Privacy can be elusive in New York, where people are stacked high in apartments as small as 300 square feet. Yet when a husband and wife with small children tapped L.E.FT to transform two apartments in a tenement building into a 1,500-square-foot floor-through, the couple were prepared to flout traditional notions of privacy, even—actually especially—in the case of the bathrooms. Partner Naji Moujaes deconstructed a standard bathroom's tub, shower, sink, and toilet and gave each of these functions an individual station. Together, they fit like pieces of a puzzle.

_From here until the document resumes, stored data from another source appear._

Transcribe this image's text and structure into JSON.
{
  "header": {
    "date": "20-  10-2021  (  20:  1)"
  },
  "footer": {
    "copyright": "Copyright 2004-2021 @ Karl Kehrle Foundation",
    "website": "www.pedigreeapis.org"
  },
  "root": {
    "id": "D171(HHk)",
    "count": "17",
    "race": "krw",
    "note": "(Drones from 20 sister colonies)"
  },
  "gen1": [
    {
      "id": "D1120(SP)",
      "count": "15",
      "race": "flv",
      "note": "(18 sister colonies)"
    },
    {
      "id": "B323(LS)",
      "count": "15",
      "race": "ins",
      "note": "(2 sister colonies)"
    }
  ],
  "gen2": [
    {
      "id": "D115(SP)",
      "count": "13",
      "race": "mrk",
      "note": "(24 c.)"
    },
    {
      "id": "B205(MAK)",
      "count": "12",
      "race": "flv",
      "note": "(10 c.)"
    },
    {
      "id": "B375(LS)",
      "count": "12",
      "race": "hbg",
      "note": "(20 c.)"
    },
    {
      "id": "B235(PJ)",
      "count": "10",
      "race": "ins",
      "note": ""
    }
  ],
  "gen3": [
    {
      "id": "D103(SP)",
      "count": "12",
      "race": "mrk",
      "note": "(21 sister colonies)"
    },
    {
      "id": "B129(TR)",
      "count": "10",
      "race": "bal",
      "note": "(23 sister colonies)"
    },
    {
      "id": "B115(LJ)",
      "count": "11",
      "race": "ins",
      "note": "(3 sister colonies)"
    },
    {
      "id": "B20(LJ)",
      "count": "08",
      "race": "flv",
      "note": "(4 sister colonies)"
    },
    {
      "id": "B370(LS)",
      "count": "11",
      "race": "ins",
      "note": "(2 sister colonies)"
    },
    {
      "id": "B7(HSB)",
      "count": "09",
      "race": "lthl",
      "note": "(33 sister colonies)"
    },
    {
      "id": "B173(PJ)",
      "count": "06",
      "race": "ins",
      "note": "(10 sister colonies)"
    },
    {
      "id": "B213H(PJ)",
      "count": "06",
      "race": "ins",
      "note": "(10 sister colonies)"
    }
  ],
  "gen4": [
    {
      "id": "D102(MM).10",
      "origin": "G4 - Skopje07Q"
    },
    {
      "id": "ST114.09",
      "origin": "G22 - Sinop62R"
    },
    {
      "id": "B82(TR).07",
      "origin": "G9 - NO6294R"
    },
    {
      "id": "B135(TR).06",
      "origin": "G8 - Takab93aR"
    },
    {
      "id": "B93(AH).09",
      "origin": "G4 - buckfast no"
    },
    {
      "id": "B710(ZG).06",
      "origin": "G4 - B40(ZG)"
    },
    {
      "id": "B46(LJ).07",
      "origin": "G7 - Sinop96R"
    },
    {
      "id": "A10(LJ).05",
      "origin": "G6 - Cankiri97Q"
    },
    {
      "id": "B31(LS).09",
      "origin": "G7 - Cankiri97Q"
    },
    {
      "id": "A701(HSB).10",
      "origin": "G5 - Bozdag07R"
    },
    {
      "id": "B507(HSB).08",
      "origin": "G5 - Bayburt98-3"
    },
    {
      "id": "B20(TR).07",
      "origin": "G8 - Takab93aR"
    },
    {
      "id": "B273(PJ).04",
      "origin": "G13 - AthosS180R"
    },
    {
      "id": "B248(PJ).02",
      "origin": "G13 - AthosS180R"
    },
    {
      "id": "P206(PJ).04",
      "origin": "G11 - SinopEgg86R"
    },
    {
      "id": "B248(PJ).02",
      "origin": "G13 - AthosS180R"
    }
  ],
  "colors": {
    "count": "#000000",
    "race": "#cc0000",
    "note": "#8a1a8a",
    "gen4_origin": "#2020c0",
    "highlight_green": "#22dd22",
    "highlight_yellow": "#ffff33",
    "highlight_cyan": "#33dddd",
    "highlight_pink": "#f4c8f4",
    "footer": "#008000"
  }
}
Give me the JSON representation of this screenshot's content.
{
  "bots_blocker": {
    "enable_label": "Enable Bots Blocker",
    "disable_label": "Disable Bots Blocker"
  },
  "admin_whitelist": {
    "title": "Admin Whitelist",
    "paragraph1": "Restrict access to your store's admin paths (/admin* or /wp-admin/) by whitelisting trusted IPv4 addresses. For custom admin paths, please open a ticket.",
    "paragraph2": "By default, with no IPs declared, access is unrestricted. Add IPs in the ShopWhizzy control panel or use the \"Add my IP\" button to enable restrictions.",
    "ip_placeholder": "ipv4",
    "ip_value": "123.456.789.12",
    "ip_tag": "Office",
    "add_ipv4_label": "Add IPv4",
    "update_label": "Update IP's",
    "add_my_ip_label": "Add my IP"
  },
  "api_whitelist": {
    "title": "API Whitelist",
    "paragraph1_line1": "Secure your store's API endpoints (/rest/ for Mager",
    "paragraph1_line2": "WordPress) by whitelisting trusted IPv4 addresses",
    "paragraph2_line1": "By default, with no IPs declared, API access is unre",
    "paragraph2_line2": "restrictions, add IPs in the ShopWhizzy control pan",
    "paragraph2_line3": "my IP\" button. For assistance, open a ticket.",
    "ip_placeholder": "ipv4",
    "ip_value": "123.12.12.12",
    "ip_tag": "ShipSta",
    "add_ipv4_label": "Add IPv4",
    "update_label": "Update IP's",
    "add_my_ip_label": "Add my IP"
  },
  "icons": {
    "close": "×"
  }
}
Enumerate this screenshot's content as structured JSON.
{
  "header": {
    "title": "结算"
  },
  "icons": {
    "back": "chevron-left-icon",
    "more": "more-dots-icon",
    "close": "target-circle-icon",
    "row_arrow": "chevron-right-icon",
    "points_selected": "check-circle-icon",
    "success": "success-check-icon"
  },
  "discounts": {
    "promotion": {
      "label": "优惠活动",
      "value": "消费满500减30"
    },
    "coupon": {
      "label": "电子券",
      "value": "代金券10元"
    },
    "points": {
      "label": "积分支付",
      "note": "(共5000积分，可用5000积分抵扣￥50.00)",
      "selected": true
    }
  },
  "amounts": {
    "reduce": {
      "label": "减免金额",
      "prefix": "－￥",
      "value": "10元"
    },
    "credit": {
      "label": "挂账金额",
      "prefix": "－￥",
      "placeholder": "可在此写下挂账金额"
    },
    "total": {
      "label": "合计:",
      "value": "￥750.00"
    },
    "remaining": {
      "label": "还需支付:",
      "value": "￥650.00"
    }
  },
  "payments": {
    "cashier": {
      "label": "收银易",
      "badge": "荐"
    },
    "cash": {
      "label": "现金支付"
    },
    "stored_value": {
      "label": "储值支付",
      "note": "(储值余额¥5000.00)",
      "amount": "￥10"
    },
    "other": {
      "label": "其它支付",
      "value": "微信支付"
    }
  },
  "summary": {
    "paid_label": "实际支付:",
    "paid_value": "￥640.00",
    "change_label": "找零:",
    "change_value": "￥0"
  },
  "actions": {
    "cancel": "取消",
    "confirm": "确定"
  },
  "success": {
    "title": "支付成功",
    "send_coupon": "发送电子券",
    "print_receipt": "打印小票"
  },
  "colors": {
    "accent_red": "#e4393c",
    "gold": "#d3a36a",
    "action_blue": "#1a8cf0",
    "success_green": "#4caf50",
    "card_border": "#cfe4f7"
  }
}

This “tectonic design,” as Moujaes calls it, is a response to the unusual layout of the combined apartment. The front, one large rectangle that wraps the tenement building's central stairwell, contains public areas and the children's quarters. The back, part of an addition tacked on via a short connector with windows on both sides, is now the master suite. To maintain natural light and a small amount of privacy while fitting in two places to bathe, Moujaes did some radical thinking. “Full bathrooms would have cluttered up the space, wherever you put them,” he says. Instead, he broke them apart.

Near the children's bedroom, two freestanding units house a shower and a toilet. Next in the succession come an open niche for the sink, a closed unit for the washer and drier, and a much larger one for an office. Because of its size, the office also blocks some sight lines to the living-dining area, giving the children privacy.

Inspired by sculptor Rachel Whiteread's white plaster casts of forgotten or overlooked volumes, the four units don't actually fit together perfectly, and that's intentional. Walls that are rounded or constructed at odd angles create interstitial slits, pockets, and cubbies not quite big enough or square enough for traditional storage but a dream for hide-and-seek. “A child can actually sit in these little spaces,” Moujaes says. “They encourage interaction.”

By contrast, the master suite's shower enclosure and WC share a straight, unbroken front. Their doors of etched, tempered glass allow light to pass through, while the body inside becomes a silhouette. (In a slip of the tongue, the owners have referred to these units as “glassrooms.”) The interior surfaces of both are clad in glass mosaic tiles in a vibrant cobalt blue. Directly beyond, on a platform tiled in an icier blue, the sink and tub stand completely unenclosed.

The sink hugs a section of wall that curves out, making room for a storage niche in the shower enclosure behind. Everywhere in the apartment, reciprocal details reveal themselves. Take the storage unit that doubles as a wall of the children's bedroom: What bumps out on one side pulls in on the other. As Moujaes notes, “It's like the relationship between mother and child.”